Vigorous public outreach strategies seemed newly plausible, as well, given that their Gilder Lehrman Institute of American History had done exemplary work in making historical scholarship accessible to wider publics: it had sponsored history schools, history programs within schools, research centers, teacher training programs, public lectures, traveling exhibitions, a web site, and an on-line journal, and had also established fellowship programs and two historical prize competitions. Nor had their rightwing personal politics led to imposition of a political means test before bestowing support; in 2001 they contributed to a conference on New York City History of which the Gotham Center for New York City History was a co-sponsor (we appreciated their assistance then, and we appreciate it still).

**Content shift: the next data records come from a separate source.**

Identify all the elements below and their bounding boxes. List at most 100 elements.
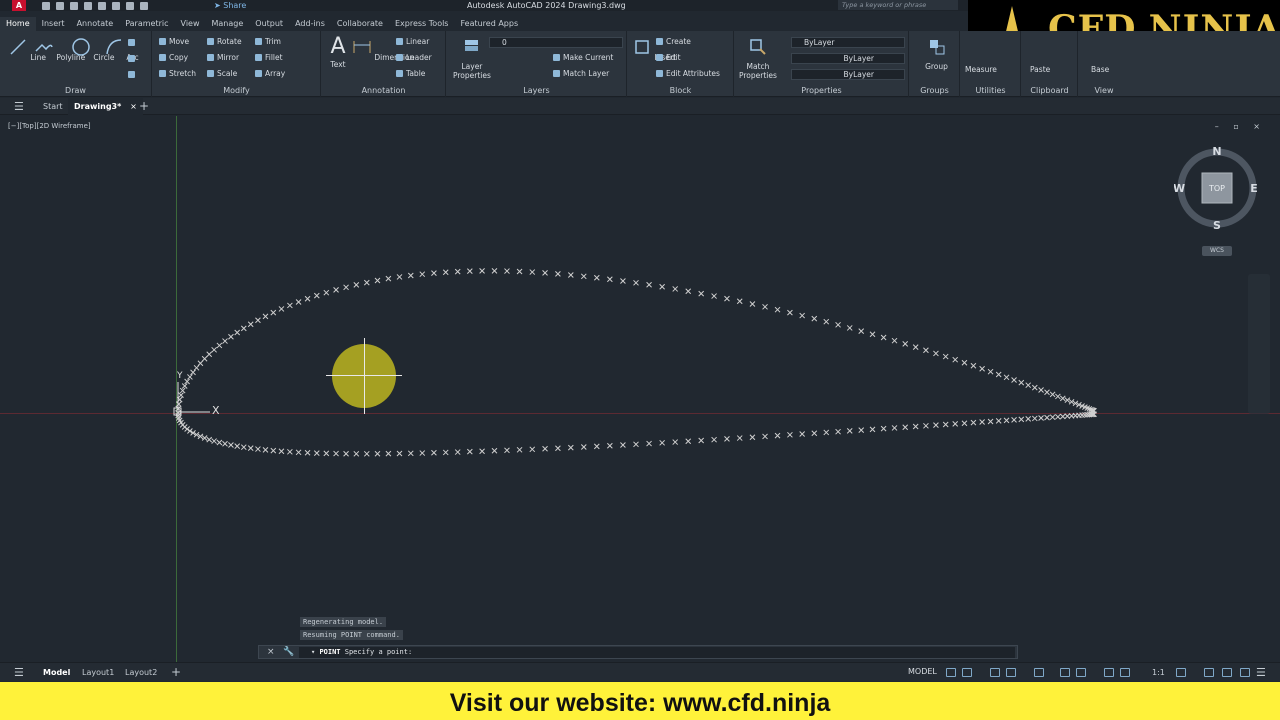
array-button[interactable]: Array — [255, 68, 285, 80]
linear-button[interactable]: Linear — [396, 36, 429, 48]
compass-north[interactable]: N — [1212, 145, 1221, 158]
undo-icon[interactable] — [126, 1, 134, 10]
plot-icon[interactable] — [98, 1, 106, 10]
new-tab-button[interactable]: + — [139, 98, 149, 115]
print-icon[interactable] — [112, 1, 120, 10]
trim-button[interactable]: Trim — [255, 36, 281, 48]
ortho-icon[interactable] — [990, 668, 1000, 677]
wcs-menu[interactable]: WCS — [1202, 246, 1232, 256]
add-layout-button[interactable]: + — [171, 663, 181, 682]
navigation-bar[interactable] — [1248, 274, 1270, 414]
copy-button[interactable]: Copy — [159, 52, 188, 64]
tab-insert[interactable]: Insert — [36, 17, 71, 31]
viewcube[interactable]: TOP N S W E — [1174, 144, 1260, 234]
draw-panel-title[interactable]: Draw — [0, 86, 151, 95]
edit-attributes-button[interactable]: Edit Attributes — [656, 68, 720, 80]
tab-parametric[interactable]: Parametric — [119, 17, 174, 31]
close-command-icon[interactable]: × — [267, 646, 275, 659]
linetype-dropdown[interactable]: ByLayer — [791, 53, 905, 64]
annotation-panel-title[interactable]: Annotation — [322, 86, 445, 95]
object-snap-icon[interactable] — [1060, 668, 1070, 677]
tab-express-tools[interactable]: Express Tools — [389, 17, 455, 31]
create-block-button[interactable]: Create — [656, 36, 691, 48]
layer-properties-button[interactable]: Layer Properties — [453, 37, 491, 80]
group-button[interactable]: Group — [914, 37, 959, 71]
save-as-icon[interactable] — [84, 1, 92, 10]
color-dropdown[interactable]: ByLayer — [791, 37, 905, 48]
compass-south[interactable]: S — [1213, 219, 1221, 232]
clipboard-panel-title[interactable]: Clipboard — [1022, 86, 1077, 95]
paste-button[interactable]: Paste — [1030, 65, 1050, 74]
make-current-button[interactable]: Make Current — [553, 52, 613, 64]
drawing-viewport[interactable]: [−][Top][2D Wireframe] – ▫ × Y X TOP N S… — [0, 116, 1280, 662]
snap-icon[interactable] — [962, 668, 972, 677]
close-tab-icon[interactable]: × — [130, 102, 137, 111]
measure-button[interactable]: Measure — [965, 65, 997, 74]
match-properties-button[interactable]: Match Properties — [739, 37, 777, 80]
layout1-tab[interactable]: Layout1 — [82, 663, 114, 682]
compass-west[interactable]: W — [1174, 182, 1185, 195]
selection-cycling-icon[interactable] — [1076, 668, 1086, 677]
table-button[interactable]: Table — [396, 68, 425, 80]
groups-panel-title[interactable]: Groups — [910, 86, 959, 95]
tab-featured-apps[interactable]: Featured Apps — [454, 17, 524, 31]
hardware-acceleration-icon[interactable] — [1222, 668, 1232, 677]
polar-icon[interactable] — [1006, 668, 1016, 677]
isolate-icon[interactable] — [1204, 668, 1214, 677]
viewcube-top-face[interactable]: TOP — [1208, 184, 1225, 193]
share-button[interactable]: ➤ Share — [214, 0, 246, 11]
layers-panel-title[interactable]: Layers — [447, 86, 626, 95]
annotation-visibility-icon[interactable] — [1104, 668, 1114, 677]
base-button[interactable]: Base — [1091, 65, 1109, 74]
save-icon[interactable] — [70, 1, 78, 10]
layout2-tab[interactable]: Layout2 — [125, 663, 157, 682]
command-input[interactable]: ▾ POINT Specify a point: — [299, 647, 1015, 658]
drawing-tab[interactable]: Drawing3* × — [68, 98, 143, 115]
model-tab[interactable]: Model — [43, 663, 70, 682]
gradient-tool-button[interactable] — [128, 69, 138, 81]
layer-dropdown[interactable]: 0 — [489, 37, 623, 48]
model-space-indicator[interactable]: MODEL — [908, 667, 937, 676]
mirror-button[interactable]: Mirror — [207, 52, 239, 64]
match-layer-button[interactable]: Match Layer — [553, 68, 609, 80]
isodraft-icon[interactable] — [1034, 668, 1044, 677]
hamburger-menu-icon[interactable]: ☰ — [14, 98, 24, 115]
tab-manage[interactable]: Manage — [206, 17, 250, 31]
tab-output[interactable]: Output — [249, 17, 289, 31]
scale-button[interactable]: Scale — [207, 68, 237, 80]
autocad-logo-icon[interactable]: A — [12, 0, 26, 11]
utilities-panel-title[interactable]: Utilities — [961, 86, 1020, 95]
stretch-button[interactable]: Stretch — [159, 68, 196, 80]
open-file-icon[interactable] — [56, 1, 64, 10]
search-input[interactable]: Type a keyword or phrase — [838, 0, 958, 10]
customization-menu-icon[interactable]: ☰ — [1256, 663, 1266, 682]
view-panel-title[interactable]: View — [1079, 86, 1129, 95]
auto-scale-icon[interactable] — [1120, 668, 1130, 677]
text-tool-button[interactable]: A Text — [328, 36, 348, 70]
clean-screen-icon[interactable] — [1240, 668, 1250, 677]
airfoil-point-cloud[interactable]: Y X — [0, 116, 1280, 662]
modify-panel-title[interactable]: Modify — [153, 86, 320, 95]
new-file-icon[interactable] — [42, 1, 50, 10]
rectangle-tool-button[interactable] — [128, 37, 138, 49]
tab-home[interactable]: Home — [0, 17, 36, 31]
tab-view[interactable]: View — [175, 17, 206, 31]
fillet-button[interactable]: Fillet — [255, 52, 283, 64]
lineweight-dropdown[interactable]: ByLayer — [791, 69, 905, 80]
tab-collaborate[interactable]: Collaborate — [331, 17, 389, 31]
redo-icon[interactable] — [140, 1, 148, 10]
annotation-scale[interactable]: 1:1 — [1152, 663, 1165, 682]
leader-button[interactable]: Leader — [396, 52, 432, 64]
tab-annotate[interactable]: Annotate — [71, 17, 120, 31]
edit-block-button[interactable]: Edit — [656, 52, 681, 64]
compass-east[interactable]: E — [1250, 182, 1258, 195]
start-tab[interactable]: Start — [43, 98, 63, 115]
move-button[interactable]: Move — [159, 36, 189, 48]
layout-menu-icon[interactable]: ☰ — [14, 663, 24, 682]
tab-add-ins[interactable]: Add-ins — [289, 17, 331, 31]
workspace-gear-icon[interactable] — [1176, 668, 1186, 677]
grid-icon[interactable] — [946, 668, 956, 677]
rotate-button[interactable]: Rotate — [207, 36, 242, 48]
customize-wrench-icon[interactable]: 🔧 — [283, 646, 294, 659]
hatch-tool-button[interactable] — [128, 53, 138, 65]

But then the new day dawned, and attached strings came dangling into view. The price exacted for depositing the documents, and the possibility of eventual support from their deep pockets, was the Society’s agreeing to abandon its focus on New York history, sniffed at as parochial. “Mr. Gilder acknowledged,” the Times reported, “that he and Mr. Lehrman were evaluating the society on the basis, among other things, of whether it fulfilled their desire to make its focus more national.” They built a million-dollar segregated vault in the N-YHS basement, for Gilder Lehrman documents only, and while they let some out to commingle in the Hamilton show, each was labeled “The Gilder Lehrman Collection, on deposit at the New-York Historical Society,” as if to underscore the collection’s provisional status which Gilder had spelled out bluntly to the Times: “it’s the society’s to lose.”

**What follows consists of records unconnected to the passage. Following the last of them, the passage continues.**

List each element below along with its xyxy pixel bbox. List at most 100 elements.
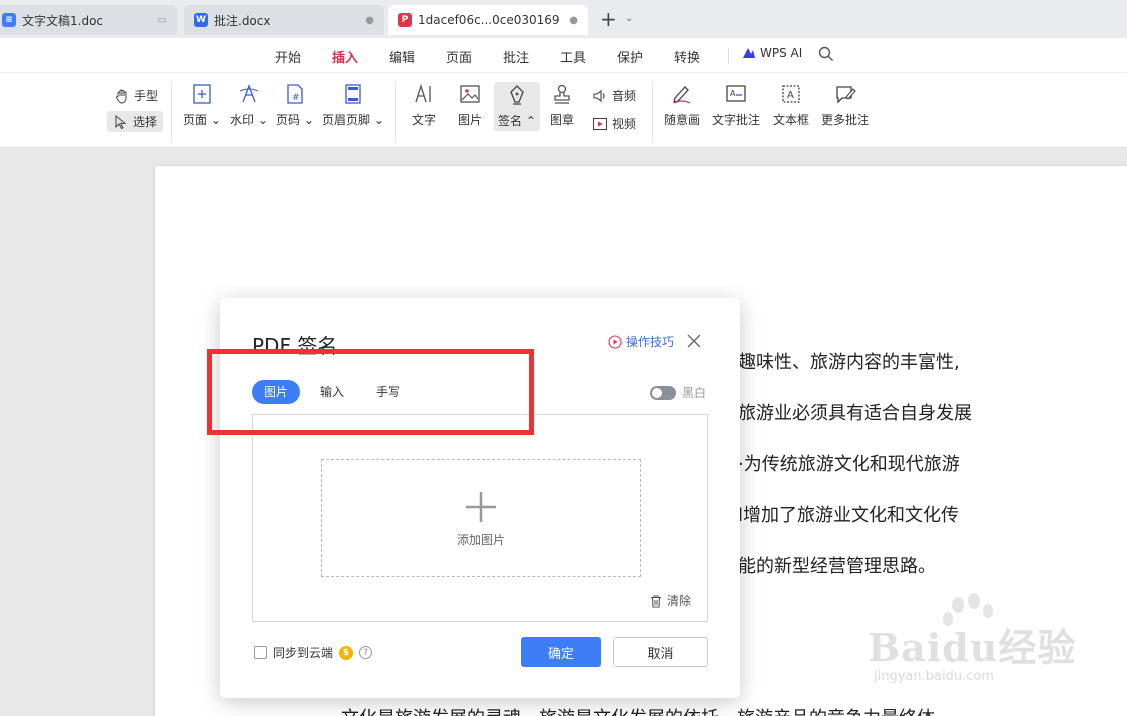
chevron-down-icon: ⌄ <box>373 113 384 127</box>
hand-tool-label: 手型 <box>134 89 159 103</box>
more-comments-button[interactable]: 更多批注 <box>821 83 869 128</box>
add-image-dropzone[interactable]: 添加图片 <box>321 459 641 577</box>
watermark-label: 水印 <box>230 113 255 127</box>
text-button[interactable]: 文字 <box>412 83 436 128</box>
play-circle-icon <box>608 334 622 349</box>
chevron-up-icon: ⌃ <box>525 114 536 128</box>
close-icon[interactable] <box>686 333 702 349</box>
document-line: 旅游业必须具有适合自身发展 <box>738 403 972 424</box>
new-tab-icon[interactable]: + <box>600 9 617 29</box>
page-number-button[interactable]: # 页码 ⌄ <box>276 83 314 128</box>
sync-cloud-checkbox[interactable] <box>254 646 267 659</box>
plus-icon <box>466 491 496 522</box>
audio-button[interactable]: 音频 <box>592 87 636 104</box>
text-comment-button[interactable]: A 文字批注 <box>712 83 760 128</box>
video-button[interactable]: 视频 <box>592 115 636 132</box>
clear-button[interactable]: 清除 <box>649 592 691 609</box>
wps-ai-logo-icon <box>743 48 755 58</box>
help-icon[interactable]: ? <box>359 646 373 659</box>
black-white-label: 黑白 <box>682 386 707 400</box>
close-dot-icon[interactable]: ● <box>365 15 374 26</box>
stamp-icon <box>554 84 570 104</box>
menu-comment[interactable]: 批注 <box>503 47 529 66</box>
menu-edit[interactable]: 编辑 <box>389 47 415 66</box>
cursor-icon <box>115 114 127 129</box>
monitor-icon[interactable]: ▭ <box>158 15 167 26</box>
svg-text:A: A <box>730 89 736 98</box>
cancel-button[interactable]: 取消 <box>613 637 708 667</box>
tab-document-2[interactable]: W 批注.docx ● <box>184 5 384 35</box>
chevron-down-icon: ⌄ <box>257 113 268 127</box>
text-comment-icon: A <box>726 85 746 102</box>
signature-button[interactable]: 签名 ⌃ <box>494 82 540 131</box>
tab-bar: ≡ 文字文稿1.doc ▭ W 批注.docx ● P 1dacef06c...… <box>0 0 1127 38</box>
audio-label: 音频 <box>612 89 637 103</box>
menu-convert[interactable]: 转换 <box>674 47 700 66</box>
freehand-button[interactable]: 随意画 <box>664 83 700 128</box>
baidu-jingyan-watermark: Baidu经验 jingyan.baidu.com <box>850 593 1120 705</box>
menu-page[interactable]: 页面 <box>446 47 472 66</box>
text-label: 文字 <box>412 113 437 127</box>
svg-text:A: A <box>787 90 794 101</box>
menu-start[interactable]: 开始 <box>275 47 301 66</box>
chevron-down-icon: ⌄ <box>303 113 314 127</box>
text-comment-label: 文字批注 <box>712 113 761 127</box>
watermark-button[interactable]: 水印 ⌄ <box>230 83 268 128</box>
document-icon: ≡ <box>2 13 16 27</box>
toggle-switch[interactable] <box>650 385 676 400</box>
header-footer-button[interactable]: 页眉页脚 ⌄ <box>322 83 384 128</box>
tab-label: 1dacef06c...0ce030169 <box>418 13 560 27</box>
header-footer-label: 页眉页脚 <box>322 113 371 127</box>
tab-document-1[interactable]: ≡ 文字文稿1.doc ▭ <box>0 5 177 35</box>
black-white-toggle[interactable]: 黑白 <box>650 384 706 401</box>
text-box-icon: A <box>782 85 800 103</box>
tips-link[interactable]: 操作技巧 <box>608 333 674 350</box>
image-button[interactable]: 图片 <box>458 83 482 128</box>
document-line: 文化是旅游发展的灵魂，旅游是文化发展的依托，旅游产品的竞争力最终体 <box>341 704 935 716</box>
image-label: 图片 <box>458 113 483 127</box>
menu-insert[interactable]: 插入 <box>332 47 359 74</box>
signature-area: 添加图片 清除 <box>252 414 708 622</box>
sync-cloud-label: 同步到云端 <box>273 646 334 660</box>
signature-label: 签名 <box>498 114 523 128</box>
stamp-label: 图章 <box>550 113 575 127</box>
highlight-annotation <box>207 349 534 435</box>
document-line: l增加了旅游业文化和文化传 <box>738 505 959 526</box>
document-line: 趣味性、旅游内容的丰富性, <box>738 352 960 373</box>
vip-badge-icon: $ <box>339 645 354 660</box>
select-tool-button[interactable]: 选择 <box>107 111 164 132</box>
more-comments-label: 更多批注 <box>821 113 870 127</box>
hand-tool-button[interactable]: 手型 <box>114 87 158 104</box>
ribbon-toolbar: 手型 选择 页面 ⌄ 水印 ⌄ # 页码 ⌄ 页眉页脚 ⌄ 文字 图片 签名 ⌃… <box>0 72 1127 148</box>
page-button[interactable]: 页面 ⌄ <box>183 83 221 128</box>
confirm-button[interactable]: 确定 <box>521 637 601 667</box>
menu-divider <box>728 48 729 64</box>
stamp-button[interactable]: 图章 <box>550 83 574 128</box>
chevron-down-icon[interactable]: ⌄ <box>625 13 633 24</box>
close-dot-icon[interactable]: ● <box>569 15 578 26</box>
text-box-button[interactable]: A 文本框 <box>773 83 809 128</box>
tab-pdf[interactable]: P 1dacef06c...0ce030169 ● <box>388 5 588 35</box>
pen-nib-icon <box>510 85 524 105</box>
wps-ai-label: WPS AI <box>760 46 803 60</box>
menu-bar: 开始 插入 编辑 页面 批注 工具 保护 转换 WPS AI <box>0 38 1127 74</box>
search-icon[interactable] <box>818 46 834 62</box>
chevron-down-icon: ⌄ <box>210 113 221 127</box>
tips-label: 操作技巧 <box>626 335 675 349</box>
sync-cloud-option[interactable]: 同步到云端 $ ? <box>254 644 373 661</box>
select-tool-label: 选择 <box>133 115 158 129</box>
trash-icon <box>650 594 661 608</box>
image-icon <box>460 85 480 103</box>
page-label: 页面 <box>183 113 208 127</box>
watermark-icon <box>239 84 259 103</box>
word-icon: W <box>194 13 208 27</box>
text-box-label: 文本框 <box>773 113 810 127</box>
menu-tools[interactable]: 工具 <box>560 47 586 66</box>
hand-icon <box>116 89 127 104</box>
toggle-knob <box>652 387 662 398</box>
wps-ai-button[interactable]: WPS AI <box>742 46 802 60</box>
svg-text:#: # <box>292 93 300 103</box>
menu-protect[interactable]: 保护 <box>617 47 643 66</box>
watermark-brand: Baidu经验 <box>868 625 1077 670</box>
page-number-label: 页码 <box>276 113 301 127</box>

… ”Dick and I are reformers,” says Lewis Lehrman. “We are not interested in insulating the status quo from new ideas.” Feisty words. But the Hamilton show betrays a musty reality. How likely is that such narrow gauge nationalists, focused on Founding Fatherology, will be open to what’s happening out in the wider world? It’s hard to imagine them sponsoring an international conference of city museums, much less helping New York City get involved in the broader urban heritage issues now being discussed in the global arena.
This is an important story, because it is one that has been repeated all over the country. While Liberals run around worrying about “framing” issues, Conservatives have been quietly taking over the institutions that allow for issues to be framed. Good rhetoric is useless to the Left without an institutional mouthpiece with which to voice it. I’m afraid that at this pace the cultural wars will be lost.